Cómo funciona este centinela de 29 kilos 🛰️
El sistema combina radar de última generación con algoritmos de IA entrenados para distinguir drones hostiles de aves o basura flotante. Opera en condiciones adversas y rastrea múltiples objetivos simultáneamente. Su diseño modular permite instalarlo en barcos, plataformas o puertos sin necesidad de obras. Al procesar datos en tiempo real, alerta a la tripulación antes de que un dron se convierta en un problema. La clave está en la velocidad de reacción: identifica y clasifica amenazas en segundos, dando margen para contraatacar o evadir.

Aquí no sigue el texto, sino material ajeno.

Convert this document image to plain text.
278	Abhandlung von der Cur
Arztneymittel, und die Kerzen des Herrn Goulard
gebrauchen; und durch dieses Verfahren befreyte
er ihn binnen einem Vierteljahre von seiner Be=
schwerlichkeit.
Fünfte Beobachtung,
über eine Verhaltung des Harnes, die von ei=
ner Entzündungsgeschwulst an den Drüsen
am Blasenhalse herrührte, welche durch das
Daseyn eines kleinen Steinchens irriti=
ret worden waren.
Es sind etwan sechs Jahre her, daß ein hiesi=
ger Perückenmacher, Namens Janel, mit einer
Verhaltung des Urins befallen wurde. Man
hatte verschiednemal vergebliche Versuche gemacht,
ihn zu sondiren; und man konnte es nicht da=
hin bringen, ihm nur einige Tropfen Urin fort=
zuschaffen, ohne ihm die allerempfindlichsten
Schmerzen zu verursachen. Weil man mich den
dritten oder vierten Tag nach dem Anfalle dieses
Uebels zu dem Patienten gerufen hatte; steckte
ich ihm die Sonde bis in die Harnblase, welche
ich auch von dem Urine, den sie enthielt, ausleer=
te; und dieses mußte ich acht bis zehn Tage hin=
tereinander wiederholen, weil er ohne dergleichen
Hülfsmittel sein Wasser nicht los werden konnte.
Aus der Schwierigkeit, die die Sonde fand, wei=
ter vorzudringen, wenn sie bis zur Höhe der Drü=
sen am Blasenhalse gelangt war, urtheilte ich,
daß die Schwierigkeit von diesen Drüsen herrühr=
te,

Adiós a los drones kamikaze: ahora los barcos tienen un ojo biónico 👁️
Por fin, los capitanes podrán dormir tranquilos sin soñar con un dron suicida lanzado desde un contenedor sospechoso. Claro, siempre que el radar no confunda una gaviota borracha con un misil. Pero oye, si el sistema pesa menos que un maletín de herramientas y se monta en un cuarto de hora, bienvenido sea. Ahora solo falta que los piratas no se compren uno para esquivarlo.